Quote from @Carlos Ptriawan:
Oh btw one more disadvantage of any gov. sponsor investment account inc. 401k:
So let's assume we're very smart, okay... so we know the stock market is going to crash starting from let's say tomorrow ; with a regular brokerage account I can sell my whole portfolio to cash (without withdrawal) or hedge the entire portfolio (eg if I'm vulnerable to 100% SPY I can convert to 50% SPY 50% SDS so they're delta neutral).
How do I know if market going to tank ? it's easy. What do you expect will happen if Powell said" we want to destroy the economy? " With 401k I can't even sell/hedge. If I convert to bond, the bond crash as well hahaha... it's a total joke. So I've to wait forever until this bear market recovers.
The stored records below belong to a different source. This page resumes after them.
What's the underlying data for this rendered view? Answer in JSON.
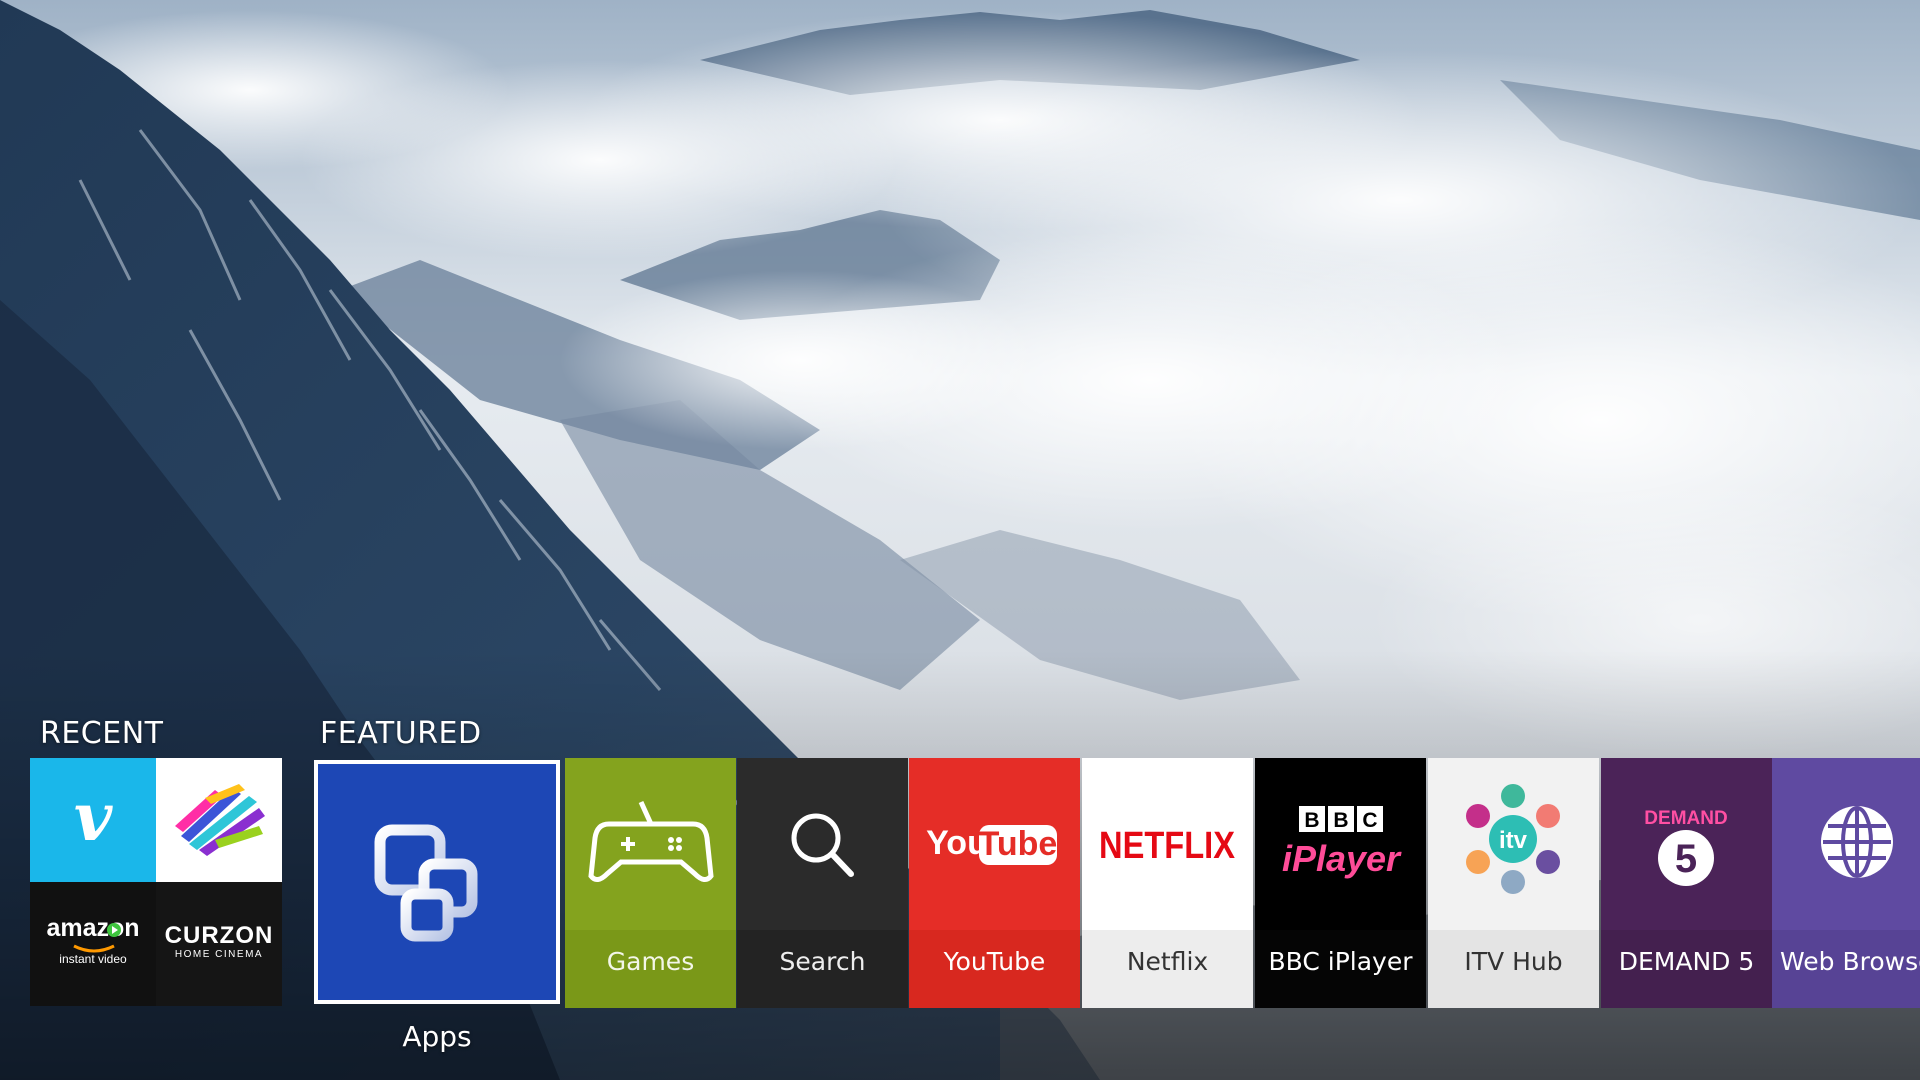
{
  "recent": {
    "label": "RECENT",
    "apps": [
      {
        "name": "vimeo",
        "glyph": "v",
        "color": "#1ab7ea"
      },
      {
        "name": "channel-4",
        "color": "#ffffff"
      },
      {
        "name": "amazon-instant-video",
        "word": "amazon",
        "sub": "instant video",
        "color": "#111111"
      },
      {
        "name": "curzon-home-cinema",
        "word": "CURZON",
        "sub": "HOME CINEMA",
        "color": "#151515"
      }
    ]
  },
  "featured": {
    "label": "FEATURED",
    "selected_app": "Apps",
    "apps_label": "Apps",
    "tiles": [
      {
        "label": "Games",
        "icon": "gamepad-icon",
        "color": "#84a31e"
      },
      {
        "label": "Search",
        "icon": "magnifier-icon",
        "color": "#2b2b2b"
      },
      {
        "label": "YouTube",
        "icon": "youtube-logo",
        "color": "#e52d27"
      },
      {
        "label": "Netflix",
        "icon": "netflix-logo",
        "color": "#ffffff"
      },
      {
        "label": "BBC iPlayer",
        "icon": "bbc-iplayer-logo",
        "color": "#000000"
      },
      {
        "label": "ITV Hub",
        "icon": "itv-hub-logo",
        "color": "#f2f2f2"
      },
      {
        "label": "DEMAND 5",
        "icon": "demand5-logo",
        "color": "#4b2358"
      },
      {
        "label": "Web Browser",
        "icon": "globe-icon",
        "color": "#5f4aa1"
      }
    ]
  },
  "logos": {
    "youtube_you": "You",
    "youtube_tube": "Tube",
    "netflix": "NETFLIX",
    "bbc_letters": [
      "B",
      "B",
      "C"
    ],
    "iplayer": "iPlayer",
    "itv": "itv",
    "demand": "DEMAND",
    "five": "5"
  },
  "colors": {
    "apps_blue": "#1d47b5",
    "selection_border": "#ffffff",
    "netflix_red": "#e50914",
    "iplayer_pink": "#ff4c98"
  }
}
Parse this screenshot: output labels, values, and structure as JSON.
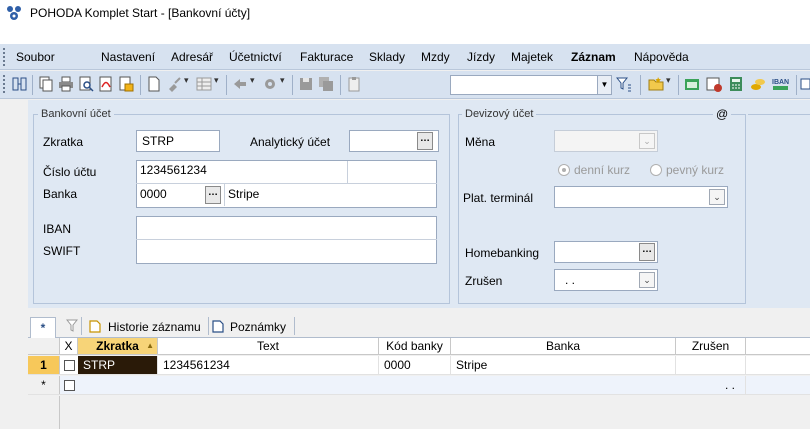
{
  "window": {
    "title": "POHODA Komplet Start - [Bankovní účty]"
  },
  "menu": {
    "items": [
      "Soubor",
      "Nastavení",
      "Adresář",
      "Účetnictví",
      "Fakturace",
      "Sklady",
      "Mzdy",
      "Jízdy",
      "Majetek",
      "Záznam",
      "Nápověda"
    ]
  },
  "toolbar": {
    "search_value": "",
    "icons": [
      "agenda-switch-icon",
      "copy-icon",
      "print-icon",
      "print-preview-icon",
      "pdf-icon",
      "print-settings-icon",
      "new-record-icon",
      "brush-icon",
      "grid-view-icon",
      "back-arrow-icon",
      "gear-icon",
      "save-icon",
      "save-all-icon",
      "clipboard-icon",
      "filter-icon",
      "folder-icon",
      "calendar-icon",
      "tables-icon",
      "calculator-icon",
      "coins-icon",
      "iban-icon"
    ]
  },
  "bank_group": {
    "title": "Bankovní účet",
    "zkratka_label": "Zkratka",
    "zkratka_value": "STRP",
    "analyticky_label": "Analytický účet",
    "analyticky_value": "",
    "cislo_label": "Číslo účtu",
    "cislo_value": "1234561234",
    "cislo_suffix": "",
    "banka_label": "Banka",
    "banka_code": "0000",
    "banka_name": "Stripe",
    "iban_label": "IBAN",
    "iban_value": "",
    "swift_label": "SWIFT",
    "swift_value": ""
  },
  "foreign_group": {
    "title": "Devizový účet",
    "at_symbol": "@",
    "mena_label": "Měna",
    "mena_value": "",
    "radio_daily": "denní kurz",
    "radio_fixed": "pevný kurz",
    "terminal_label": "Plat. terminál",
    "terminal_value": "",
    "homebanking_label": "Homebanking",
    "homebanking_value": "",
    "zrusen_label": "Zrušen",
    "zrusen_value": ". ."
  },
  "tabs": {
    "star": "*",
    "history": "Historie záznamu",
    "notes": "Poznámky"
  },
  "grid": {
    "columns": [
      "X",
      "Zkratka",
      "Text",
      "Kód banky",
      "Banka",
      "Zrušen"
    ],
    "rows": [
      {
        "num": "1",
        "zkratka": "STRP",
        "text": "1234561234",
        "kod": "0000",
        "banka": "Stripe",
        "zrusen": ""
      }
    ],
    "new_row": {
      "num": "*",
      "zrusen": ". ."
    }
  },
  "colors": {
    "menubar": "#d7e2f0",
    "form_bg": "#dfe8f3",
    "selected_cell": "#2a1a08",
    "sort_header": "#f7d478",
    "row_num_active": "#f7c85a"
  }
}
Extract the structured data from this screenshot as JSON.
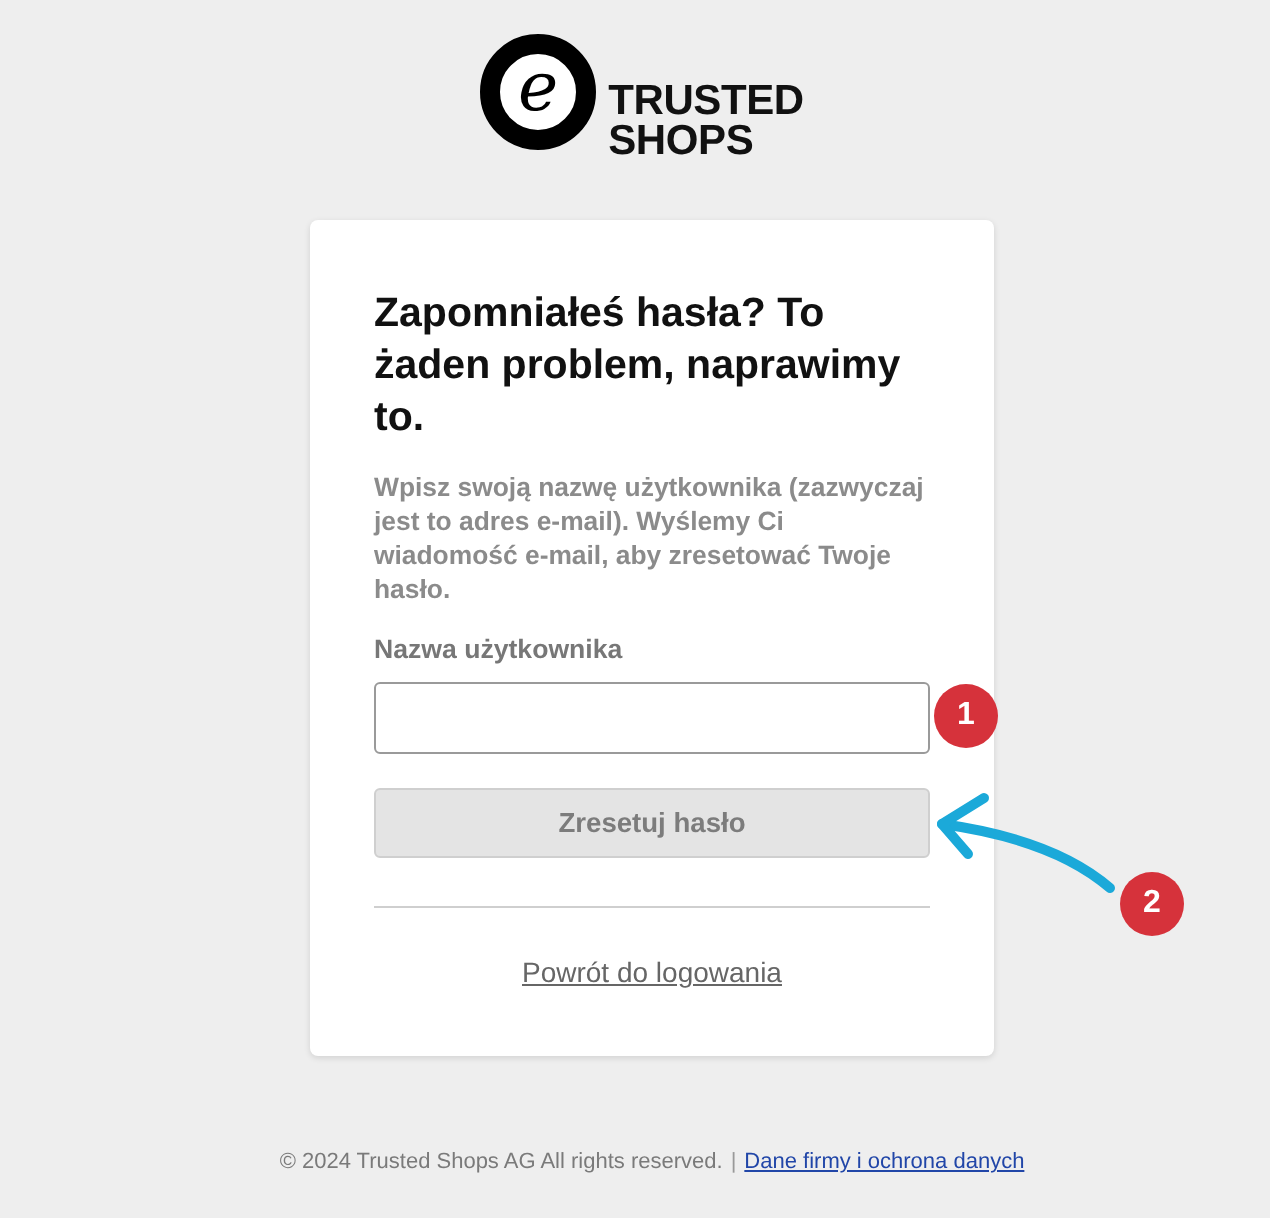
{
  "logo": {
    "emblem": "e",
    "line_1": "TRUSTED",
    "line_2": "SHOPS"
  },
  "card": {
    "title": "Zapomniałeś hasła? To żaden problem, naprawimy to.",
    "description": "Wpisz swoją nazwę użytkownika (zazwyczaj jest to adres e-mail). Wyślemy Ci wiadomość e-mail, aby zresetować Twoje hasło.",
    "username_label": "Nazwa użytkownika",
    "reset_button": {
      "label": "Zresetuj hasło",
      "disabled": true
    },
    "back_link": "Powrót do logowania"
  },
  "footer": {
    "copyright": "© 2024 Trusted Shops AG All rights reserved.",
    "separator": "|",
    "privacy_link": "Dane firmy i ochrona danych"
  },
  "annotations": [
    {
      "label": "1",
      "arrow": false
    },
    {
      "label": "2",
      "arrow": true
    }
  ]
}
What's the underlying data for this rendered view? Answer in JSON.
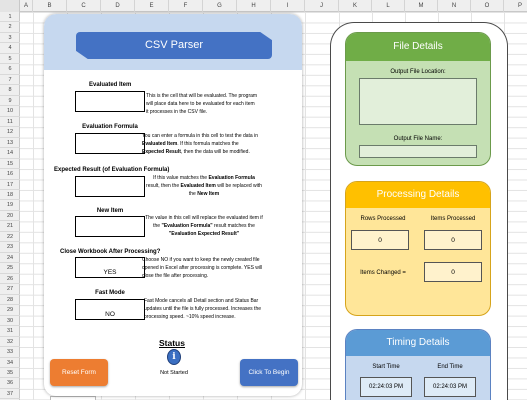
{
  "sheet": {
    "columns": [
      "A",
      "B",
      "C",
      "D",
      "E",
      "F",
      "G",
      "H",
      "I",
      "J",
      "K",
      "L",
      "M",
      "N",
      "O",
      "P"
    ],
    "rows": [
      "1",
      "2",
      "3",
      "4",
      "5",
      "6",
      "7",
      "8",
      "9",
      "10",
      "11",
      "12",
      "13",
      "14",
      "15",
      "16",
      "17",
      "18",
      "19",
      "20",
      "21",
      "22",
      "23",
      "24",
      "25",
      "26",
      "27",
      "28",
      "29",
      "30",
      "31",
      "32",
      "33",
      "34",
      "35",
      "36",
      "37"
    ]
  },
  "parser": {
    "title": "CSV Parser",
    "fields": {
      "evaluated_item": {
        "label": "Evaluated Item",
        "value": "",
        "desc": "This is the cell that will be evaluated. The program will place data here to be evaluated for each item it processes in the CSV file."
      },
      "evaluation_formula": {
        "label": "Evaluation Formula",
        "value": "",
        "desc_1": "You can enter a formula in this cell to test the data in ",
        "desc_b1": "Evaluated Item",
        "desc_2": ". If this formula matches the ",
        "desc_b2": "Expected Result",
        "desc_3": ", then the data will be modified."
      },
      "expected_result": {
        "label": "Expected Result (of Evaluation Formula)",
        "value": "",
        "desc_1": "If this value matches the ",
        "desc_b1": "Evaluation Formula",
        "desc_2": " result, then the ",
        "desc_b2": "Evaluated Item",
        "desc_3": " will be replaced with the ",
        "desc_b3": "New Item"
      },
      "new_item": {
        "label": "New Item",
        "value": "",
        "desc_1": "The value in this cell will replace the evaluated item if the ",
        "desc_b1": "\"Evaluation Formula\"",
        "desc_2": " result matches the ",
        "desc_b2": "\"Evaluation Expected Result\""
      },
      "close_workbook": {
        "label": "Close Workbook After Processing?",
        "value": "YES",
        "desc": "Choose NO if you want to keep the newly created file opened in Excel after processing is complete. YES will close the file after processing."
      },
      "fast_mode": {
        "label": "Fast Mode",
        "value": "NO",
        "desc": "Fast Mode cancels all Detail section and Status Bar updates until the file is fully processed. Increases the processing speed. ~10% speed increase."
      }
    },
    "status": {
      "label": "Status",
      "icon": "info-icon",
      "icon_glyph": "i",
      "text": "Not Started"
    },
    "buttons": {
      "reset": "Reset Form",
      "begin": "Click To Begin"
    }
  },
  "details": {
    "file": {
      "title": "File Details",
      "output_location_label": "Output File Location:",
      "output_location_value": "",
      "output_name_label": "Output File Name:",
      "output_name_value": ""
    },
    "processing": {
      "title": "Processing Details",
      "rows_processed_label": "Rows Processed",
      "rows_processed": "0",
      "items_processed_label": "Items Processed",
      "items_processed": "0",
      "items_changed_label": "Items Changed =",
      "items_changed": "0"
    },
    "timing": {
      "title": "Timing Details",
      "start_label": "Start Time",
      "start_time": "02:24:03 PM",
      "end_label": "End Time",
      "end_time": "02:24:03 PM"
    }
  },
  "colors": {
    "title_blue": "#4472c4",
    "reset_orange": "#ed7d31",
    "file_green": "#70ad47",
    "processing_gold": "#ffc000",
    "timing_blue": "#5b9bd5"
  }
}
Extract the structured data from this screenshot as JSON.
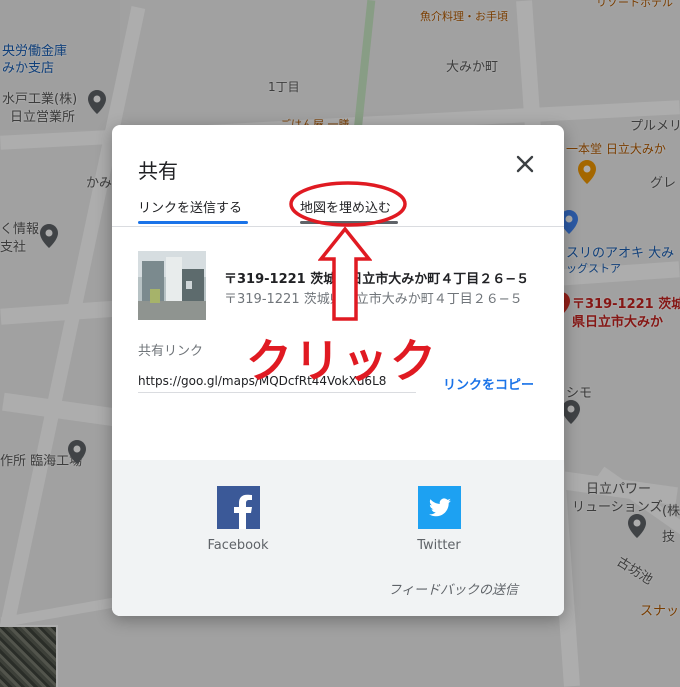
{
  "map": {
    "labels": {
      "top_right_hotel": "リゾートホテル",
      "top_sushi": "魚介料理・お手頃",
      "central_bank": "央労働金庫",
      "mikashiten": "みか支店",
      "mito_kogyo": "水戸工業(株)",
      "hitachi_eigyo": "日立営業所",
      "itchome": "1丁目",
      "omikacho": "大みか町",
      "gohan": "ごはん屋 一膳",
      "purume": "プルメリ",
      "ipponddo": "一本堂 日立大みか",
      "gure": "グレ",
      "kami": "かみ",
      "johou": "く情報",
      "shisha": "支社",
      "aoki": "スリのアオキ 大み",
      "drugstore": "ッグストア",
      "pin_address": "〒319-1221 茨城",
      "pin_address2": "県日立市大みか",
      "shimo": "シモ",
      "rinkai": "作所 臨海工場",
      "power": "日立パワー",
      "solutions": "リューションズ",
      "kobo": "古坊池",
      "snack": "スナッ",
      "ki": "(株",
      "gi": "技"
    }
  },
  "dialog": {
    "title": "共有",
    "tabs": [
      {
        "label": "リンクを送信する",
        "active": true
      },
      {
        "label": "地図を埋め込む",
        "active": false
      }
    ],
    "place": {
      "address_main": "〒319-1221 茨城県日立市大みか町４丁目２６−５",
      "address_sub": "〒319-1221 茨城県日立市大みか町４丁目２６−５"
    },
    "share_link_label": "共有リンク",
    "share_link_value": "https://goo.gl/maps/MQDcfRt44VokXu6L8",
    "copy_link_label": "リンクをコピー",
    "social": [
      {
        "name": "Facebook",
        "icon": "facebook-icon",
        "color": "#3b5998"
      },
      {
        "name": "Twitter",
        "icon": "twitter-icon",
        "color": "#1da1f2"
      }
    ],
    "feedback_label": "フィードバックの送信"
  },
  "annotation": {
    "text": "クリック",
    "color": "#e01a22"
  },
  "colors": {
    "accent": "#1a73e8",
    "annotation": "#e01a22",
    "pin": "#5f6368",
    "pin_red": "#d93025"
  }
}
Some corrections: 401k-type offerings are not government sponsored, with the exception of the TSP. 401ks are between the individual, their private employer, the trustee/custodian, and the elements of the offerings (stocks, bonds, ETFs, mutuals, etc.). Same with 403b, 457s, traditional SEPIRAs, Roths and similar benefits packages. The only way in which the government is involves is the set of rules laid out by the IRS.
Collectively, these programs are all designed to encourage and reinforce long-term savings and investing; day-trading and 'timing the market' are not expected management elements. While there can be some parallels between overall market performance and government/FED. Powell never made the comment quoted -- material similar to that is bandied about on alt-right and neo-con media, but it's a purposeful misrepresentation of his comments to stir things up.
I'm not a fan of Powell -- he was cowed into reversing needed rate maintenance and QE selloff in 2019 that would have softened bubble status that still remains in markets. However, his commentary about maintaining rate hikes and selloff has been consistent all summer such as this from June, “We anticipate that ongoing rate increases will be appropriate; the pace of those changes will continue to depend on the incoming data and the evolving outlook for the economy.” Had we been 100% SPY (3818) at the end of June after these 'scary comments' and remained 100% not trying to time the market, we'd be at 4110, 7.6% up in 2.5 months.
There's no doubt the bubbly paper investment markets will fluctuate -- but not necessarily because of FED action. This is hardly a disadvantage for using 'retirement' investment tools if one is diversified and using long-term horizons. Precisely the same can be said of this bubbly real estate environment. There is a tremendous difference between speculating/timing the market and investing.